When I think back, what I remember most is how every little thing seemed so special. A purple steel dagger... be still my beating heart.
The nature of innocence
It took me a year to make it to level 5. By this time I was still clueless about the more technical aspects of the game--I was, in fact, still hunting hobgoblins. However, the spirit of the lands was in me and that was all I needed. As hazy as my confused hours spent back then were, I remember a few things. I remember trying to pick my first box, sitting in the hovel in kobland, and the trap chopping off my hand. I was first distraught that I couldn't pick the severed hand up and take it to an empath, and second amazed that the empath gave me a brand new one ("And they're just... stuck with a missing hand?"). I remember the day I jumped from the treehouse twice in a row by accident. The first time I felt bad asking for healing--despite the fact that I'd heard empaths were supposed to gather in TSC--so I stumbled to the healer's tent and died just outside. The second time I died upon impact and was again raised by the same person who'd raised me only minutes before. She did it with nary an unkind word and even accepted my tip of a doughnut.
I remember hunting kobs in the shanty... I'd be in there with a bunch of people and someone would drop coins and tap them again and again to make the kobolds come. I'd hide to "ambush" the kobolds (I didn't know what the heck I was doing) and people would always accuse me of stealing. That was when I learned to turn my profession flag off. I remember flirting with a fellow named Llew-something in the shanty, and sitting and talking with a Snorri outside the constable's, and later being arrested for accidentally kicking a wandering townsperson or something and IMing Sekima to come "bail me out." The only other names I remember from that time were a Dmitri and "da Farmer" from the boards, Stump Stumblebum too (Elanthia's toughest kobold!), and a Blades and an Aurien that slipped into my consciousness somehow.
All good things...
I do remember that the lands changed a bit from the time I first appeared and the time AOL started making folks pay by the hour for premium games, which was when I left. At first I'd only see one or two titles a day... so hard to imagine now. Always curtsied to these folks. By the end of my stay (AOL went unlimited somewhere in between) titles were no longer a rarity--and I had been treated with extreme disrespect or abuse by a number of them. And things have changed so much by now that my past shock at being ill-treated by titled folks currently gives me a bit of a laugh.
But mostly I remember the good or neutral changes. I remember when the amunet was given two other channels, when the weigh, bundle and exchange verbs were implemented, when the east tower became the spot to go to get a box picked. (It used to be the well, but clouds would drift into TSC.) I remember having to wait in line for deeds... though I can't say I remember when that changed.

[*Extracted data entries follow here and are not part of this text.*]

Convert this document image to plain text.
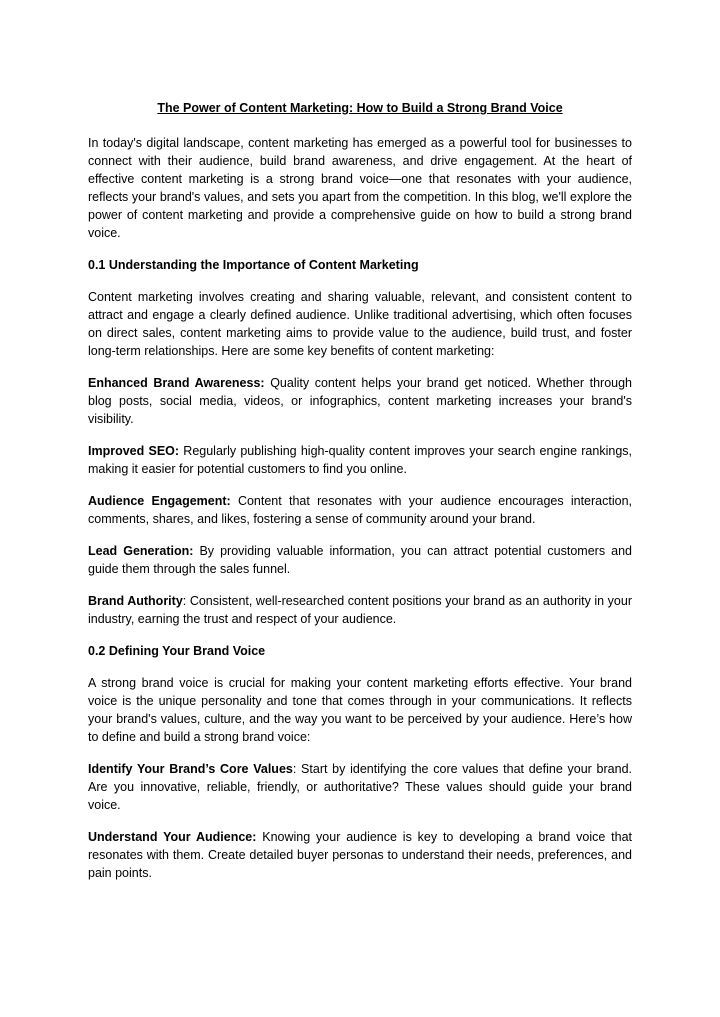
The Power of Content Marketing: How to Build a Strong Brand Voice

In today's digital landscape, content marketing has emerged as a powerful tool for businesses to connect with their audience, build brand awareness, and drive engagement. At the heart of effective content marketing is a strong brand voice—one that resonates with your audience, reflects your brand's values, and sets you apart from the competition. In this blog, we'll explore the power of content marketing and provide a comprehensive guide on how to build a strong brand voice.

0.1 Understanding the Importance of Content Marketing

Content marketing involves creating and sharing valuable, relevant, and consistent content to attract and engage a clearly defined audience. Unlike traditional advertising, which often focuses on direct sales, content marketing aims to provide value to the audience, build trust, and foster long-term relationships. Here are some key benefits of content marketing:

Enhanced Brand Awareness: Quality content helps your brand get noticed. Whether through blog posts, social media, videos, or infographics, content marketing increases your brand's visibility.

Improved SEO: Regularly publishing high-quality content improves your search engine rankings, making it easier for potential customers to find you online.

Audience Engagement: Content that resonates with your audience encourages interaction, comments, shares, and likes, fostering a sense of community around your brand.

Lead Generation: By providing valuable information, you can attract potential customers and guide them through the sales funnel.

Brand Authority: Consistent, well-researched content positions your brand as an authority in your industry, earning the trust and respect of your audience.

0.2 Defining Your Brand Voice

A strong brand voice is crucial for making your content marketing efforts effective. Your brand voice is the unique personality and tone that comes through in your communications. It reflects your brand's values, culture, and the way you want to be perceived by your audience. Here’s how to define and build a strong brand voice:

Identify Your Brand’s Core Values: Start by identifying the core values that define your brand. Are you innovative, reliable, friendly, or authoritative? These values should guide your brand voice.

Understand Your Audience: Knowing your audience is key to developing a brand voice that resonates with them. Create detailed buyer personas to understand their needs, preferences, and pain points.
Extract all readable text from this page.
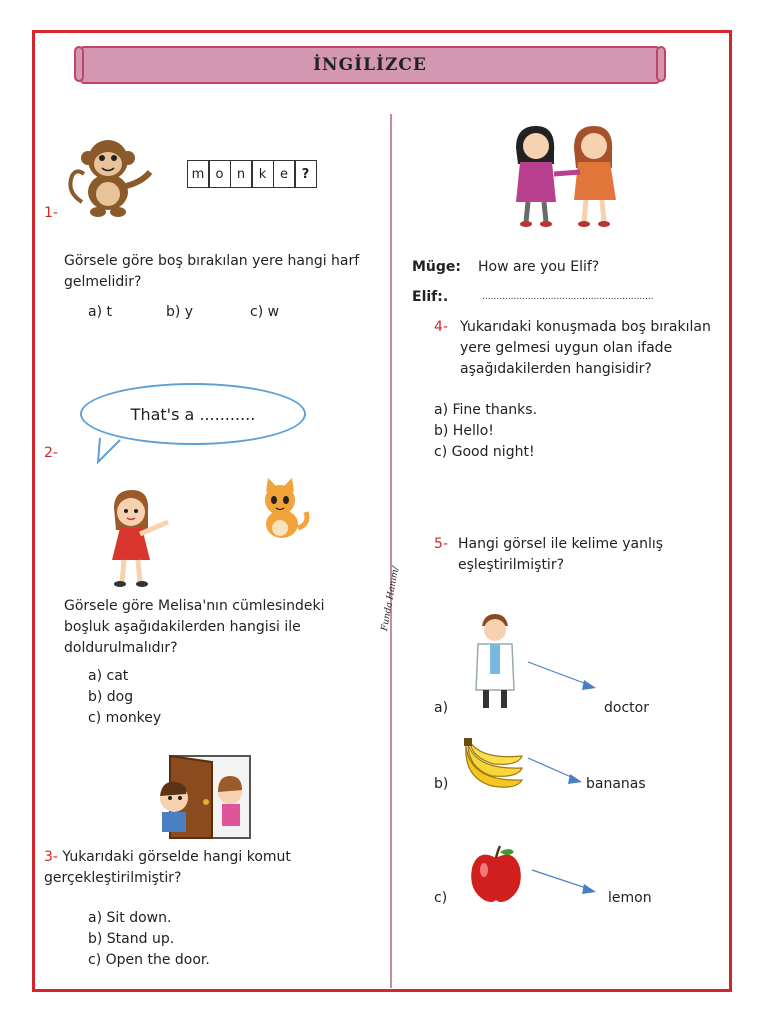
İNGİLİZCE
Funda Hanım/
m o	n	k	e	?
1-
Görsele göre boş bırakılan yere hangi harf gelmelidir?
a) t	b) y	c) w
That's a ...........
2-
Görsele göre Melisa'nın cümlesindeki boşluk aşağıdakilerden hangisi ile doldurulmalıdır?
a) cat
b) dog
c) monkey
3- Yukarıdaki görselde hangi komut gerçekleştirilmiştir?
a) Sit down.
b) Stand up.
c) Open the door.
Müge: How are you Elif?
Elif:.	............................................................
4- Yukarıdaki konuşmada boş bırakılan yere gelmesi uygun olan ifade aşağıdakilerden hangisidir?
a) Fine thanks.
b) Hello!
c) Good night!
5- Hangi görsel ile kelime yanlış eşleştirilmiştir?
a)	doctor
b)	bananas
c)	lemon
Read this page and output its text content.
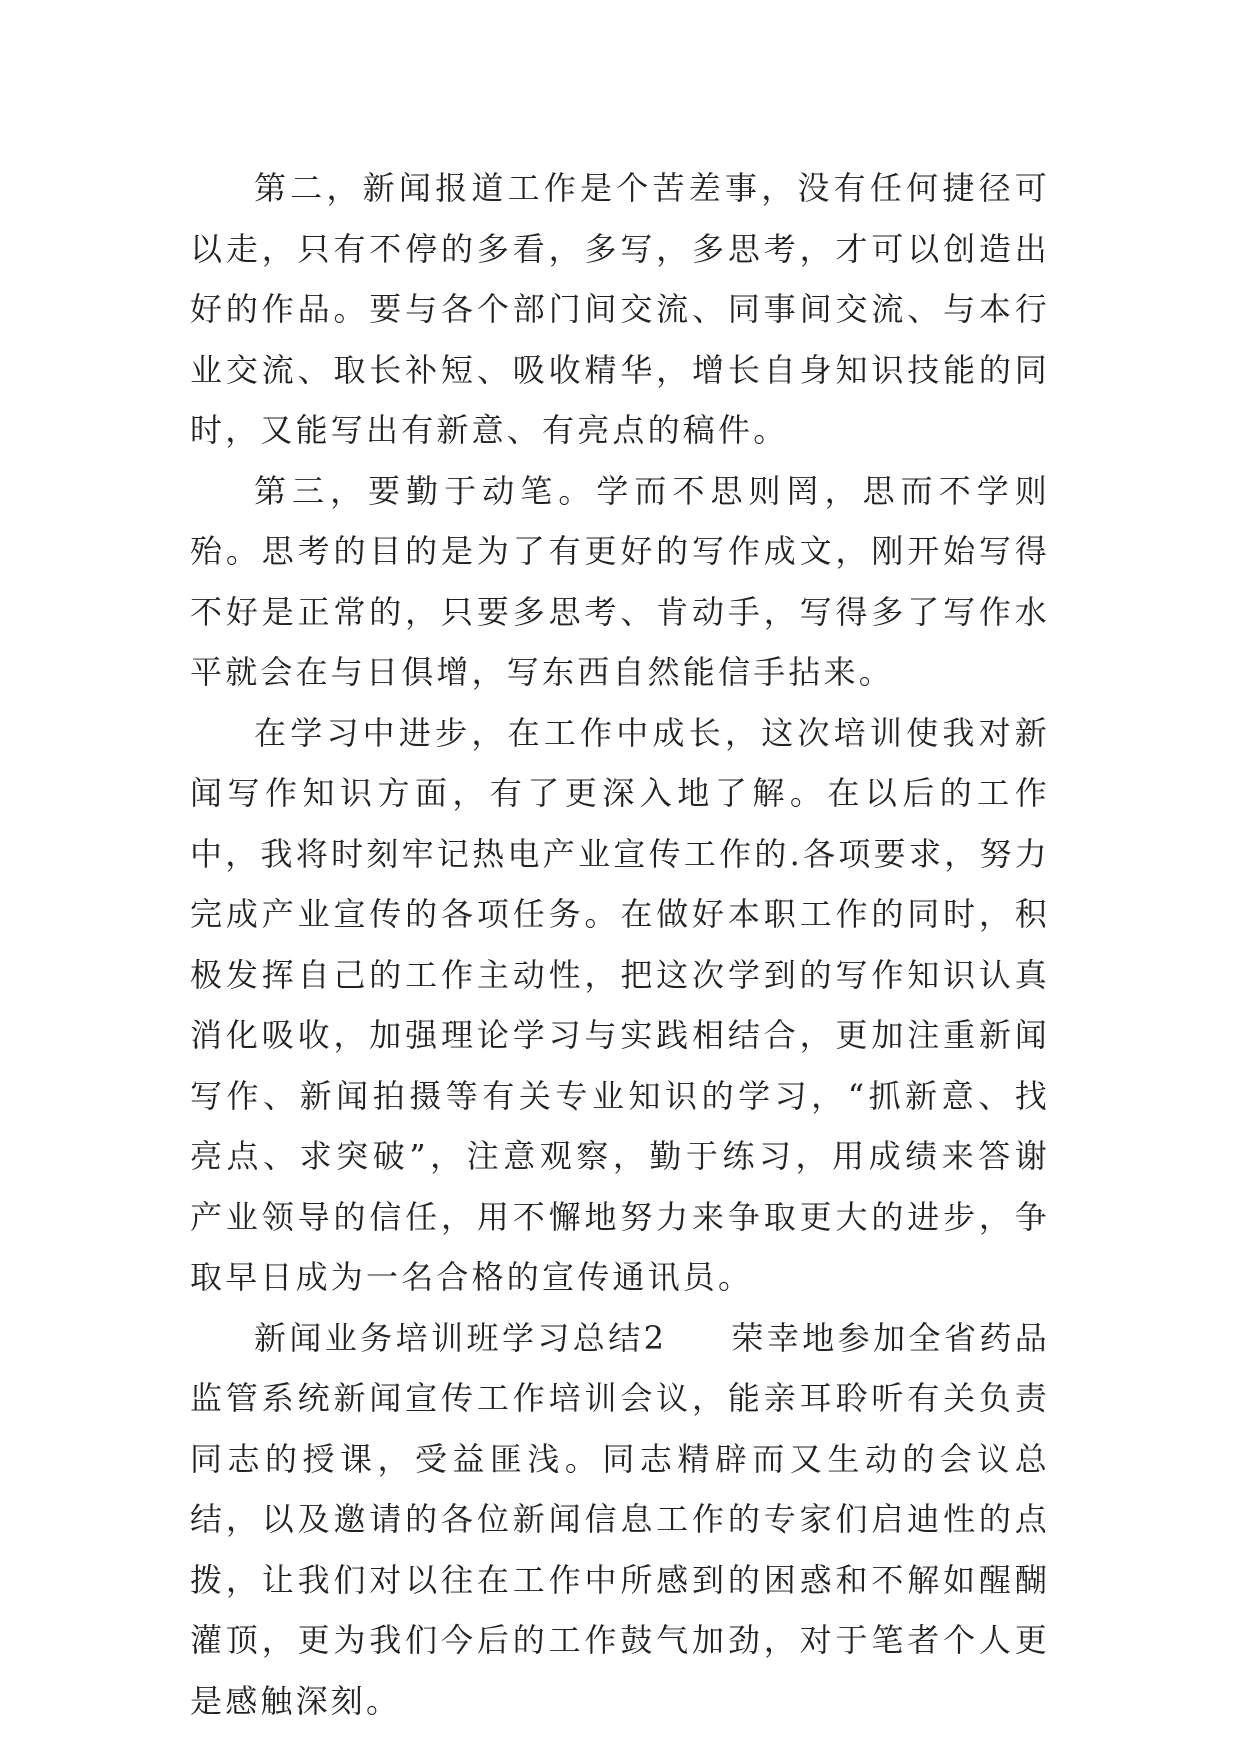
第二，新闻报道工作是个苦差事，没有任何捷径可以走，只有不停的多看，多写，多思考，才可以创造出好的作品。要与各个部门间交流、同事间交流、与本行业交流、取长补短、吸收精华，增长自身知识技能的同时，又能写出有新意、有亮点的稿件。

第三，要勤于动笔。学而不思则罔，思而不学则殆。思考的目的是为了有更好的写作成文，刚开始写得不好是正常的，只要多思考、肯动手，写得多了写作水平就会在与日俱增，写东西自然能信手拈来。

在学习中进步，在工作中成长，这次培训使我对新闻写作知识方面，有了更深入地了解。在以后的工作中，我将时刻牢记热电产业宣传工作的.各项要求，努力完成产业宣传的各项任务。在做好本职工作的同时，积极发挥自己的工作主动性，把这次学到的写作知识认真消化吸收，加强理论学习与实践相结合，更加注重新闻写作、新闻拍摄等有关专业知识的学习，“抓新意、找亮点、求突破”，注意观察，勤于练习，用成绩来答谢产业领导的信任，用不懈地努力来争取更大的进步，争取早日成为一名合格的宣传通讯员。

新闻业务培训班学习总结2 荣幸地参加全省药品监管系统新闻宣传工作培训会议，能亲耳聆听有关负责同志的授课，受益匪浅。同志精辟而又生动的会议总结，以及邀请的各位新闻信息工作的专家们启迪性的点拨，让我们对以往在工作中所感到的困惑和不解如醒醐灌顶，更为我们今后的工作鼓气加劲，对于笔者个人更是感触深刻。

I do remember back when you'd only have to wait for the one person in there to come out, though, as opposed to waiting in a room with twenty people all asking "Who am I after?" That was--I kid you not--something else. I would faint dead away if I saw that kind of player-controlled chaos again today.
Sadly, I do not remember item "droppage" upon death, though for all the attention I paid to what was going on then it may yet have been around--all the guides and help files talked about it, at least.
And I do not remember the best part of the older days--talking to the living legends, which I never did. I wouldn't even have known who they were. I don't have any actual stories from that time, I can only provide vague accounts of how things were different. And a funny anecdote about jumping from the treehouse. But I was there, and I'm glad I was.